In a career spanning six decades, he held the all-India record at 3,170 wins, including 230 classics, and was the only trainer to have had 10 Indian Derby winners and 12 Indian Invitation Cup winners. Byramji was crowned 'Champion Trainer' 42 times in a career that started in 1956. He also held the record for two hat-tricks in the Indian Derby and three hat-tricks in the Indian turf invitation cups. Through his career, he won 11 consecutive Bangalore Summer Championships. In an article on his death, The Hindu newspaper noted that he "took the art of training thoroughbreds to a different level altogether and no other trainer in the annals of the Indian Turf has made such an incredible impact on the Sport."

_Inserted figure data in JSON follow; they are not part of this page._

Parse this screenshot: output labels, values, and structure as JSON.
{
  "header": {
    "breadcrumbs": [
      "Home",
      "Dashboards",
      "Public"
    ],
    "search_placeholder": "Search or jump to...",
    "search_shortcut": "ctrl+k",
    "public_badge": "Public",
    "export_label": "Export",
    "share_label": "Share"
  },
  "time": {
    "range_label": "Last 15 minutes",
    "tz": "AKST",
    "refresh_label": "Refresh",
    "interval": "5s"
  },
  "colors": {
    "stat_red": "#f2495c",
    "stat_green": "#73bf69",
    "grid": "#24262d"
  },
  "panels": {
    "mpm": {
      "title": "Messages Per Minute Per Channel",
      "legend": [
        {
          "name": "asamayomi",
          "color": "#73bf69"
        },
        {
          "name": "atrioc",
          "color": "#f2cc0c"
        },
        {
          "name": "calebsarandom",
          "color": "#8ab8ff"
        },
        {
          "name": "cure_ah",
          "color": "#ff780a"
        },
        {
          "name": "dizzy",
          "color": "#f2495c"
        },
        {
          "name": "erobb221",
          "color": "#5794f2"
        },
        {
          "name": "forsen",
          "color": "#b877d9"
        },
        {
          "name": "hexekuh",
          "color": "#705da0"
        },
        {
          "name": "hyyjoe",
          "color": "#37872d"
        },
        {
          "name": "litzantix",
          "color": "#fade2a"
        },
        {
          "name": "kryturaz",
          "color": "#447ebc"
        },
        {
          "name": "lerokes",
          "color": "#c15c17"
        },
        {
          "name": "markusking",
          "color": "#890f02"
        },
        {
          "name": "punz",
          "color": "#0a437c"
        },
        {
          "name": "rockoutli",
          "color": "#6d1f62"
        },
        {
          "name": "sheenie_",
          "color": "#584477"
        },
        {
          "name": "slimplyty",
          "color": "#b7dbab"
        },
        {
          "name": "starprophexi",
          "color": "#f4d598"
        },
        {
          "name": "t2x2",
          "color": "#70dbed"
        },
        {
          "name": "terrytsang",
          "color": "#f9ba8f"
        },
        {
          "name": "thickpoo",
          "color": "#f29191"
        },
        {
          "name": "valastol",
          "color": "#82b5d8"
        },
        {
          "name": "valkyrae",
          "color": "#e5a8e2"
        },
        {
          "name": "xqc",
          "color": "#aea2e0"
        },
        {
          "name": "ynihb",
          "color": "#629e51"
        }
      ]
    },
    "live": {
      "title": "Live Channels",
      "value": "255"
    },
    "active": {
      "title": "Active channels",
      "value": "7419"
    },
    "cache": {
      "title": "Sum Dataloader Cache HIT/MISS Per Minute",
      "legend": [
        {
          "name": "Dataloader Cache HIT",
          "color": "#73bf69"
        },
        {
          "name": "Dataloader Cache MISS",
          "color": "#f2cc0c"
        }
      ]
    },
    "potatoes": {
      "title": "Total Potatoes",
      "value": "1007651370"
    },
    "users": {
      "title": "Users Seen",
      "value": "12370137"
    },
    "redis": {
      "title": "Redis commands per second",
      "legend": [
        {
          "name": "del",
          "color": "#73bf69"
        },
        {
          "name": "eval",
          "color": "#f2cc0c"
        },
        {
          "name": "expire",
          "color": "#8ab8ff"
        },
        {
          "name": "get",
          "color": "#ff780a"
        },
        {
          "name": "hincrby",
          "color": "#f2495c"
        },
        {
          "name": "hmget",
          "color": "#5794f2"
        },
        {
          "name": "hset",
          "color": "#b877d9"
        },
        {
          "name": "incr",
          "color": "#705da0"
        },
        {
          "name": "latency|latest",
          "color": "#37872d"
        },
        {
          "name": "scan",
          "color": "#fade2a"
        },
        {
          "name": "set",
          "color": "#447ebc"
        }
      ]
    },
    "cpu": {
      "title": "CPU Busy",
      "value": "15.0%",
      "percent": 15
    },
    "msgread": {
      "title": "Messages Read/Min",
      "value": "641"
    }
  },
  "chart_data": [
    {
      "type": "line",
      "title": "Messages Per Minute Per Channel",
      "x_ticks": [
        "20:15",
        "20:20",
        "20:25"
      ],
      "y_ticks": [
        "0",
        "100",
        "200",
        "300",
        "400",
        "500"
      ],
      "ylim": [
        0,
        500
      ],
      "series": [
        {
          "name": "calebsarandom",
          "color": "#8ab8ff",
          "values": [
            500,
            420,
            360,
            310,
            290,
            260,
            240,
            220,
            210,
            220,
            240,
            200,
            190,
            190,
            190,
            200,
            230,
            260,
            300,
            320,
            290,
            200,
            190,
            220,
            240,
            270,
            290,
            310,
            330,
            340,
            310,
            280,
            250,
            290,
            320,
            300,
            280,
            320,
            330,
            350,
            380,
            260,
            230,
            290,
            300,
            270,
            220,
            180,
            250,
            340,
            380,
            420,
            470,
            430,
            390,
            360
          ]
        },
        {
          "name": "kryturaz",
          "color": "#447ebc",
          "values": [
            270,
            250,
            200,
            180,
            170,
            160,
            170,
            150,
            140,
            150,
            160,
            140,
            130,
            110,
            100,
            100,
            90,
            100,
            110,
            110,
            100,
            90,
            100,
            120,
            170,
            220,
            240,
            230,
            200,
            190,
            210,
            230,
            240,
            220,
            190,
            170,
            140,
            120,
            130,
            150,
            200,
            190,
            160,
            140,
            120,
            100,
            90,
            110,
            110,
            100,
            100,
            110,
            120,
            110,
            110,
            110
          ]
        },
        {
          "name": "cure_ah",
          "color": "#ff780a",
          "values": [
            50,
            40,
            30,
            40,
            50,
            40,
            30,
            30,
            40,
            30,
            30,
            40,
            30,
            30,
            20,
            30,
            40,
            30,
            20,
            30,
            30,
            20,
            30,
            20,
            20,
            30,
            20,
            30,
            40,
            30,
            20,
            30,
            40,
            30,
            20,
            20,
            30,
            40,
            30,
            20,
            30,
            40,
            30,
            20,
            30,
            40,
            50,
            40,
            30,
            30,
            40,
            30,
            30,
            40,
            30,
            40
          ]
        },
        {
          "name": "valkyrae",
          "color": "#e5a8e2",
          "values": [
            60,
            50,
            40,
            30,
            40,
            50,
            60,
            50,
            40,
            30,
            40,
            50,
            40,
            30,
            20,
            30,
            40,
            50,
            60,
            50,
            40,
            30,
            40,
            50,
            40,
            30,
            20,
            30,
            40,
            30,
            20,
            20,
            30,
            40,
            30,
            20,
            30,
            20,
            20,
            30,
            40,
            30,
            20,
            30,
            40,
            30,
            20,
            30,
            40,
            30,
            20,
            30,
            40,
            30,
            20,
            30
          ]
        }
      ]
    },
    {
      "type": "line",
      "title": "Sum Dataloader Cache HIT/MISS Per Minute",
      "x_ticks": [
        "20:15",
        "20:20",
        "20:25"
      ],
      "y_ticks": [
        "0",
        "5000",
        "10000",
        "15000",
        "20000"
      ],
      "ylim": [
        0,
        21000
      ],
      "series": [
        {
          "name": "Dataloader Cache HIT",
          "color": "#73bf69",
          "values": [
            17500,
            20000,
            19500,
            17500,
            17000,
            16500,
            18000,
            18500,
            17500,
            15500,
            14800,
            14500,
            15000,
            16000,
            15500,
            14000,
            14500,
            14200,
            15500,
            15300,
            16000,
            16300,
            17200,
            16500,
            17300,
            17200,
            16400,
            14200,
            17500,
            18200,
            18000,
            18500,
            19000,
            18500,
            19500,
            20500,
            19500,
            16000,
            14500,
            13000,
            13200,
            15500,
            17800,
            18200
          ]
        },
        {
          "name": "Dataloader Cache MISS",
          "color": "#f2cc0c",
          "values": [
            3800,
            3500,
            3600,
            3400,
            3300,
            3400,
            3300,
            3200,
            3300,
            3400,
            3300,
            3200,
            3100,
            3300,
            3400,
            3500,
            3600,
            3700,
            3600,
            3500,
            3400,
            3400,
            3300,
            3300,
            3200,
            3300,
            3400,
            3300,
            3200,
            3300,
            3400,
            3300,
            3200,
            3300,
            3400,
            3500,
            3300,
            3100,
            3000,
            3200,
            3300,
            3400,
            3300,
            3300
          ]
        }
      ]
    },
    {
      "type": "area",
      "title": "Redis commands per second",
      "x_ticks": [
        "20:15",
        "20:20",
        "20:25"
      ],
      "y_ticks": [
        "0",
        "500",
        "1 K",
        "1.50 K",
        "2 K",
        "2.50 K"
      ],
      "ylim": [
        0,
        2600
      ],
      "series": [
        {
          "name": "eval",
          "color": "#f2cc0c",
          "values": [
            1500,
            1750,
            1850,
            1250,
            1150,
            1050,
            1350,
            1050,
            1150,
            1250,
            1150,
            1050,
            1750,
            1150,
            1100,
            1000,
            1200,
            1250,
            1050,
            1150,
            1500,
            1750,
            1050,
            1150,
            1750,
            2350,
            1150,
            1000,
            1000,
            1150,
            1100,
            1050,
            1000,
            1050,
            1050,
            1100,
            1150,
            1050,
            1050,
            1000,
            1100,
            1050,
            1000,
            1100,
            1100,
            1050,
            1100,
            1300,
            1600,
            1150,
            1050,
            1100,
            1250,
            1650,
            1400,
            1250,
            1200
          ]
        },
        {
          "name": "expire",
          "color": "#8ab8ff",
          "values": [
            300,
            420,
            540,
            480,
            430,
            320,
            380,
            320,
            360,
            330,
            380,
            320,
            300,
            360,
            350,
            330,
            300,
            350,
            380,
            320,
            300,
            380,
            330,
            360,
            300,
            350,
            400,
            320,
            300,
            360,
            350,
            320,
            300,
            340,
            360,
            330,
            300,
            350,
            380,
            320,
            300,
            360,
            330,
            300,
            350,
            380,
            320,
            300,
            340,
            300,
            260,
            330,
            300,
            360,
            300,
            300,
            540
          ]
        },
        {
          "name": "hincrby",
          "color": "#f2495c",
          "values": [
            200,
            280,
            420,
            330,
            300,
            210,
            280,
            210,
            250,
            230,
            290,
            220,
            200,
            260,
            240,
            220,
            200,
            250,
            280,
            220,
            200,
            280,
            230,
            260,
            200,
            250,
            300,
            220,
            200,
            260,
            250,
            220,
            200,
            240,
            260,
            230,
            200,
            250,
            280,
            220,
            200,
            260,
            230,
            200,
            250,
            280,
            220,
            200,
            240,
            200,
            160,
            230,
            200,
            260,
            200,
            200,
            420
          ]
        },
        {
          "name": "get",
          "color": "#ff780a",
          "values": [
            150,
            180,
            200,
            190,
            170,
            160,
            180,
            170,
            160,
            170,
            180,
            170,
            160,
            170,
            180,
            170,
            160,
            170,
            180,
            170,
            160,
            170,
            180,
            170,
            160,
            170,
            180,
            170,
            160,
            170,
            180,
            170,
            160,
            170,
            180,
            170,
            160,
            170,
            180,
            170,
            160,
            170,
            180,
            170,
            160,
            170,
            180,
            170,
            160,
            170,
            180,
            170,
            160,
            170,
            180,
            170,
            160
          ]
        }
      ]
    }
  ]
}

Byramji obtained his doctorate degree from the University of Glasgow, Scotland for conditioning of horses. He trained both all-time great horses seen on Indian turf, Elusive Pimpernel (won 22 of 23 starts) and Squanderer (won 18 of 19 starts). Through his career, he worked with various owners, including Vijay Mallya, Cyrus Poonawalla, Sunit Khatau and jockeys, including Pesi Shroff, Aslam Kader, and Lester Piggott.

Byramji retired at the end of the Bangalore winter season in March 2017.

=== Horses trained ===
==== Indian Derby winners ====
Source(s):
- Prince Khartoum (1972)
- Topmost (1974)
- Commanche (1976)
- Squanderer (1977)
- Manitou (1978)
- Mohawk (1980)
- Track Lightning (1981)
- Cordon Bleu (1988)
- Astronomic (1993)
- Littleover (1994)
- Elusive Pimpernel (1995)

==== Indian Turf Invitation Cup winners ====
Source(s):
- Prince Khartoum (Chennai, 1972)
- Topmost (Mumbai, 1974)
- Comanche (Chennai, 1976)
- Squanderer (Bengaluru, 1977)
- Manitou (Hyderabad, 1978)
- Everynsky (Kolkata, 1980)
- Track Lightning (Chennai, 1981)
- Almanac (Bengaluru, 1982)
- Delage (Chennai, 1991)
- Bugs Bunny (Bengaluru, 1992)
- Adler (Hyderabad, 1993)
- Elusive Pimpernel (Kolkata, 1995)

== Personal life ==
A resident of Bangalore from 1965 until his death, Byramji was married to Dolly Nazir, a swimmer who competed in the 1952 Helsinki Olympics. His son Darius has followed in his footsteps to be a horse trainer as well.

Byramji died at his home in Bangalore, on 29 January 2022, at the age of 87.